This Princess Kills Monsters by Ry Herman

Staff Writer: James

Published Date: June 17, 2025

Number of pages: 416

Format: Book

Genre: Fantasy

Tags: Fairy Tale, Romantasy, Female Protagonist, LGBTQ+ friendly, Comedic

Cardigan rating out of 5: 4

4 out of 5 cardigan sweaters colored green, the last one is grey

Goodreads Summary

Thoughts:

Someone wants to murder Princess Melilot. This is sadly normal.

Melilot is sick of being ordered to go on dangerous quests by her domineering stepmother. Especially since she always winds up needing to be rescued by her more magically talented stepsisters. And now, she's been commanded to marry a king she’s never met.

When hideous spider-wolves attack her on the journey to meet her husband-to-be, she is once again rescued—but this time, by twelve eerily similar-looking masked huntsmen. Soon, she has to contend with near-constant attempts on her life, a talking lion that sets bewildering gender tests, and a king who can't recognize his true love when she puts on a pair of trousers. And all the while, she has to fight her growing attraction to not only one of the huntsmen, but also her fiancé’s extremely attractive sister.

If Melilot can't unravel the mysteries and rescue herself from peril, kingdoms will fall. Worse, she could end up married to someone she doesn’t love.

Okay, just go with me here, This Princess Kills Monsters is a classic fairy tale filtered through romantasy, mixed with The Adventures of Baron Munchausen, and sardonic jokes added. If that caught your attention, I think you’ll enjoy this as much as I did. I was completely unfamiliar with the original fairy tale of the twelve huntsmen this is based off of. This doesn’t matter as you get a quick synopsis in the opening pages and then it is thrown screaming out the window in favor of a far more appealing story.

Tropes are skewered, genders are bent, expectations are twisted, and the whole story, which by all rights should have gone completely off the rails, is kept intact and oddly charming in its own irrepressible way. Princess Melilot starts as a flawed and world-weary character but she heals and comes to grips with her life and the role others take in it, for good or ill. I wonder if sarcastic life affirmation is a new thing? It should be.

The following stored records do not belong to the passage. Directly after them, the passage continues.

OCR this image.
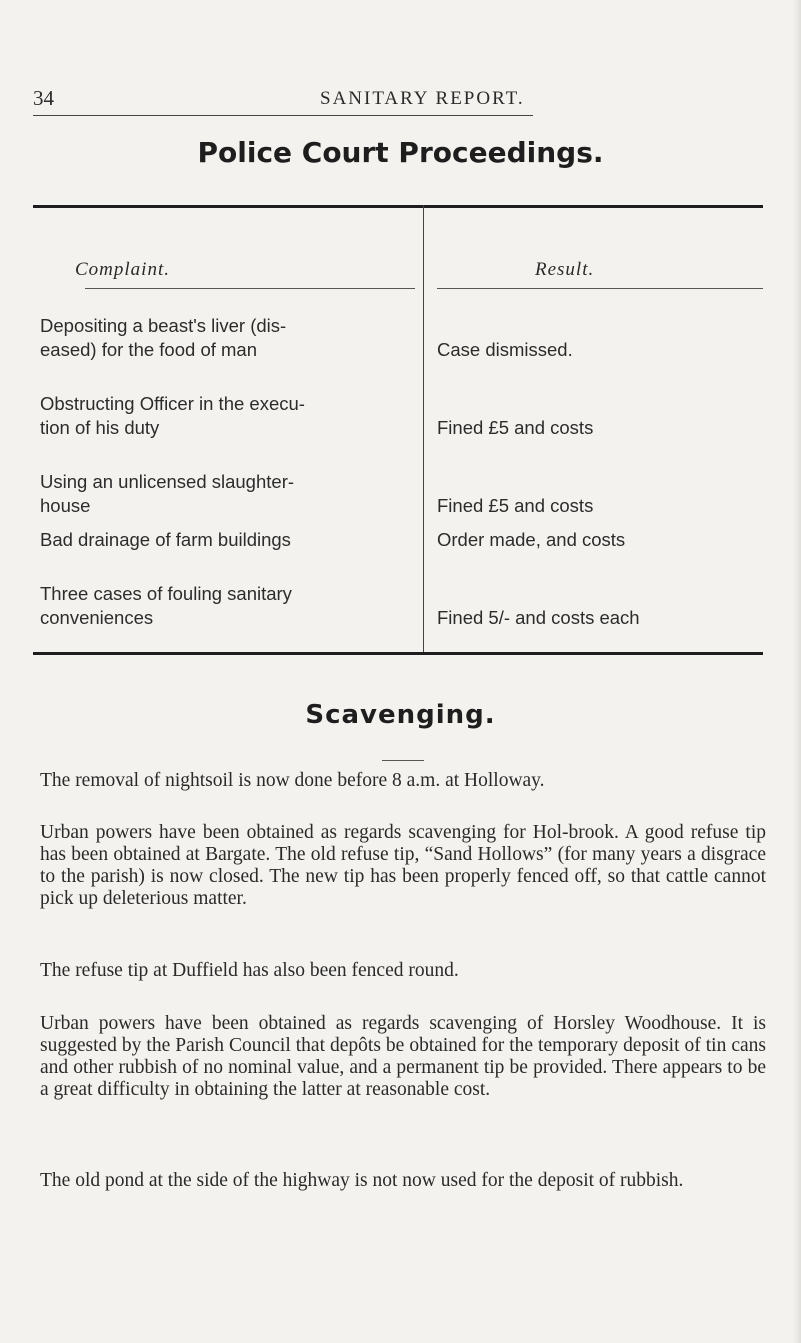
34	SANITARY REPORT.
Police Court Proceedings.
Complaint.	Result.
Depositing a beast's liver (dis-
eased) for the food of man	Case dismissed.
Obstructing Officer in the execu-
tion of his duty	Fined £5 and costs
Using an unlicensed slaughter-
house	Fined £5 and costs
Bad drainage of farm buildings	Order made, and costs
Three cases of fouling sanitary
conveniences	Fined 5/- and costs each
Scavenging.

The removal of nightsoil is now done before 8 a.m. at Holloway.

Urban powers have been obtained as regards scavenging for Hol-brook. A good refuse tip has been obtained at Bargate. The old refuse tip, “Sand Hollows” (for many years a disgrace to the parish) is now closed. The new tip has been properly fenced off, so that cattle cannot pick up deleterious matter.

The refuse tip at Duffield has also been fenced round.

Urban powers have been obtained as regards scavenging of Horsley Woodhouse. It is suggested by the Parish Council that depôts be obtained for the temporary deposit of tin cans and other rubbish of no nominal value, and a permanent tip be provided. There appears to be a great difficulty in obtaining the latter at reasonable cost.

The old pond at the side of the highway is not now used for the deposit of rubbish.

While the story is fun, there is only so much you can do when you expand a fairy tale into a novel. Princess Melilot’s journey into who she is to become is the real crux of the book. Yes you get adventure, battles, peril, and dragons, but they’re all just scenery along the way as she deals with mother issues, sibling inferiority, and conflicting attractions. This Princess Kills Monsters is a fun trampling of various fairy tales that hides a far more wholesome story underneath.

Other books (somewhat) similar: Swordheart by T. Kingfisher and That Time I Got Drunk and Saved a Demon by Kimberly Lemming.